ANGELITA

Majadahonda. Viernes, una y media de la madrugada.

El mejor plato de huevos fritos con patatas y whisky que se puede tomar a esta hora. Sí, no me he equivocado. Allí te hacían a la hora que tú quisieras una sartenada de patatas fritas como Dios manda. ¿Y cómo manda Dios? Pues en sartén honda llena de aceite con una costra al fondo en forma de forro de grasa quemada por cientos de usos. Esas patatas estaban a la altura de las que me hacía mi abuela. En esa misma sartén iban los dos huevos fritos, que no se pegaban ni de broma, vamos, es que ni se atrevían. Y el suculento plato que te servía Angelita, la dueña de la taberna, iba regado con whisky con Coca-Cola en vaso de sidra. Ese era un momento de placer total al que acompañaba el entorno que ahora paso a describir:

Taberna lúgubre con ventanas de cristal esmerilado amarillento y traslúcido por llevar allí años sin una limpieza digna. Barra, banquetas, celosías y escaleras de una madera oscurecida por la mugre. En las paredes, tres cabezas de jabalí colgadas, las que le debían de dar el nombre al bareto que tantas noches de gloria nos proporcionó. Esas taxidermias en la pared no pasaban desapercibidas, no solo por la fiereza del gesto o por las pelusas que les colgaban, sino por los claveles y peinetas de plástico que Angelita les había puesto como adornos. Eran ellos jabalíes con ornamentación sevillana plantificada en todo lo alto. Y de una de las paredes, donde estaba la celosía rancia, colgaba el único símbolo de modernidad: una televisión de cincuenta pulgadas extraplana en la que se emitía el canal seleccionado por quien hubiera tenido el grasiento mando por última vez. A partir de cierta hora se solía emitir lo mismo: la película porno de la noche. A la que he de decir que tampoco se le hacía mucho caso, lo que allí se movía era más suculento.

 

Patatas, huevos, whisky, Coca-Cola, amigos y porno. ¿Qué más se le puede pedir a un lugar custodiado por tres jabalíes flamencos y gobernado por una guerrera, Ángela, con mando y galones de general? Angelita la indestructible llevaba demasiadas noches sirviendo placer y mugre a partes iguales, las cucarachas correteaban por suelos, paredes y hasta por la barra mientras ella, a grito de «¡Chiqui!», nos llamaba para mandarnos callar. En otras ocasiones la llamada era para que atendiéramos alguna de sus teorías filosóficas que en tantos momentos abrieron profundos debates entre nosotros que nos hicieron pensar.

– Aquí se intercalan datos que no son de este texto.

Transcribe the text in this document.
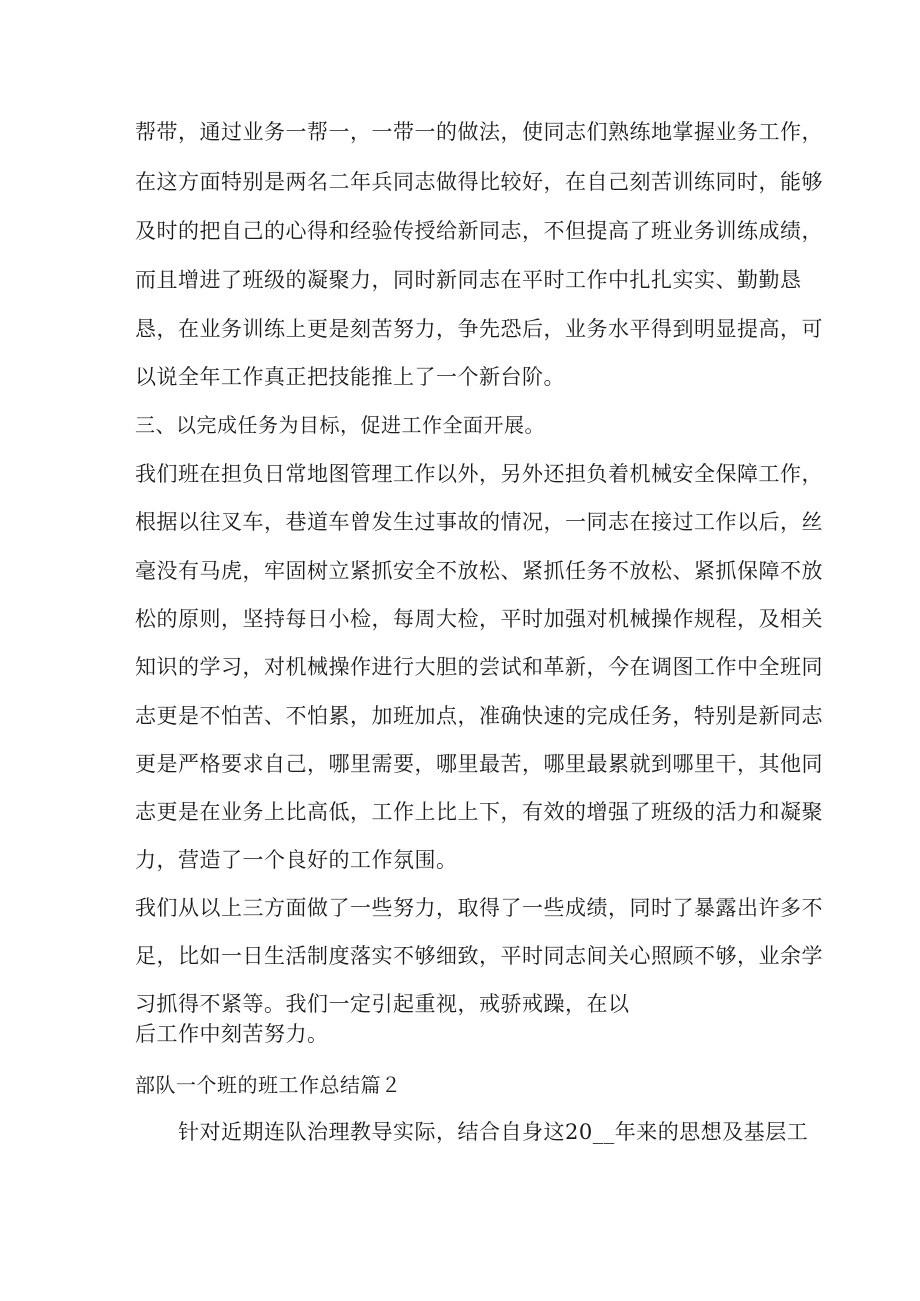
帮带，通过业务一帮一，一带一的做法，使同志们熟练地掌握业务工作，
在这方面特别是两名二年兵同志做得比较好，在自己刻苦训练同时，能够
及时的把自己的心得和经验传授给新同志，不但提高了班业务训练成绩，
而且增进了班级的凝聚力，同时新同志在平时工作中扎扎实实、勤勤恳
恳，在业务训练上更是刻苦努力，争先恐后，业务水平得到明显提高，可
以说全年工作真正把技能推上了一个新台阶。
三、以完成任务为目标，促进工作全面开展。
我们班在担负日常地图管理工作以外，另外还担负着机械安全保障工作，
根据以往叉车，巷道车曾发生过事故的情况，一同志在接过工作以后，丝
毫没有马虎，牢固树立紧抓安全不放松、紧抓任务不放松、紧抓保障不放
松的原则，坚持每日小检，每周大检，平时加强对机械操作规程，及相关
知识的学习，对机械操作进行大胆的尝试和革新，今在调图工作中全班同
志更是不怕苦、不怕累，加班加点，准确快速的完成任务，特别是新同志
更是严格要求自己，哪里需要，哪里最苦，哪里最累就到哪里干，其他同
志更是在业务上比高低，工作上比上下，有效的增强了班级的活力和凝聚
力，营造了一个良好的工作氛围。
我们从以上三方面做了一些努力，取得了一些成绩，同时了暴露出许多不
足，比如一日生活制度落实不够细致，平时同志间关心照顾不够，业余学
习抓得不紧等。我们一定引起重视，戒骄戒躁，在以
后工作中刻苦努力。
部队一个班的班工作总结篇２
针对近期连队治理教导实际，结合自身这20__年来的思想及基层工
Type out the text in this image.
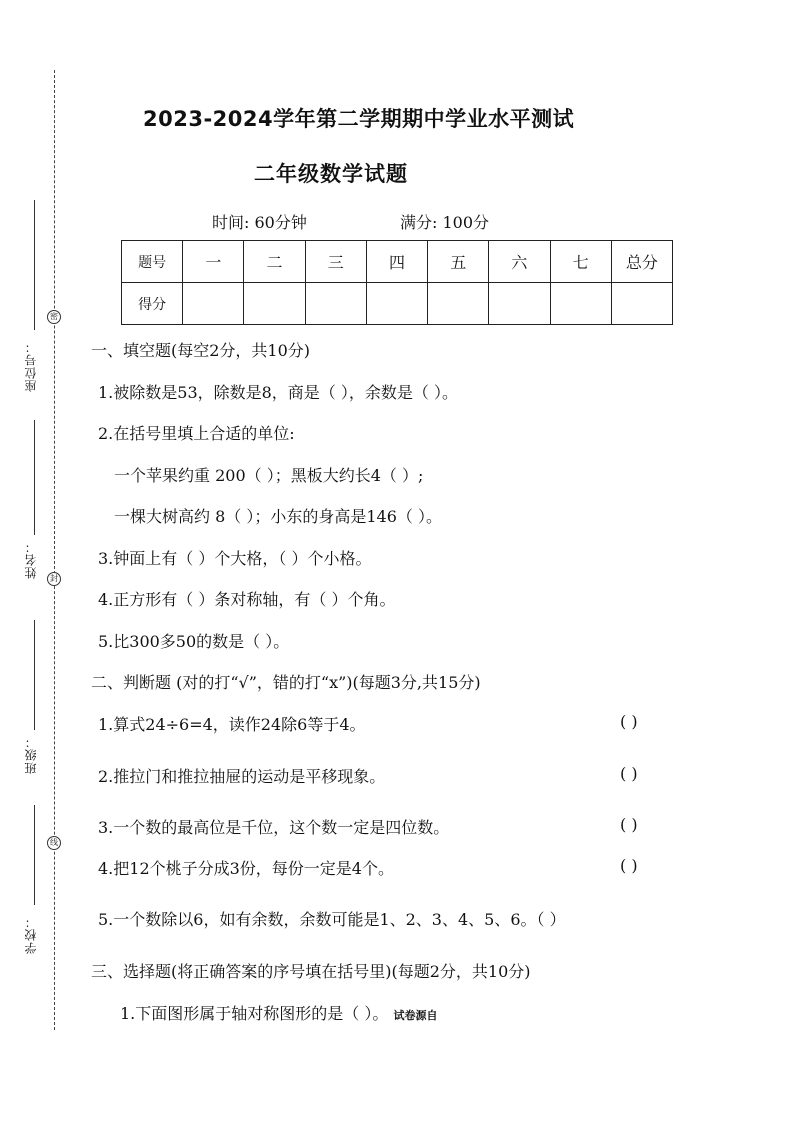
座位号：
姓名：
班级：
学校：
密
封
线
2023-2024学年第二学期期中学业水平测试
二年级数学试题
时间: 60分钟	满分: 100分
题号	一	二	三	四	五	六	七	总分
得分								
一、填空题(每空2分，共10分)
1.被除数是53，除数是8，商是（ ），余数是（ ）。
2.在括号里填上合适的单位:
一个苹果约重 200（ ）；黑板大约长4（ ）;
一棵大树高约 8（ ）；小东的身高是146（ ）。
3.钟面上有（ ）个大格，（ ）个小格。
4.正方形有（ ）条对称轴，有（ ）个角。
5.比300多50的数是（ ）。
二、判断题 (对的打“√”，错的打“x”)(每题3分,共15分)
1.算式24÷6=4，读作24除6等于4。	( )
2.推拉门和推拉抽屉的运动是平移现象。	( )
3.一个数的最高位是千位，这个数一定是四位数。	( )
4.把12个桃子分成3份，每份一定是4个。	( )
5.一个数除以6，如有余数，余数可能是1、2、3、4、5、6。（ ）
三、选择题(将正确答案的序号填在括号里)(每题2分，共10分)
1.下面图形属于轴对称图形的是（ ）。 试卷源自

—¡Chiqui! Te voy a decir una cosa —me dijo una vez mientras me miraba seria, firme y directa a los ojos—: Esto es peor que la guerra. Sí, sí, no te rías, escúchame. Esto es peor que la guerra y ¿sabes por qué? Te lo voy a decir. Porque en la guerra había horarios, y se respetaban. No como ahora, que ya no hay respeto por nada.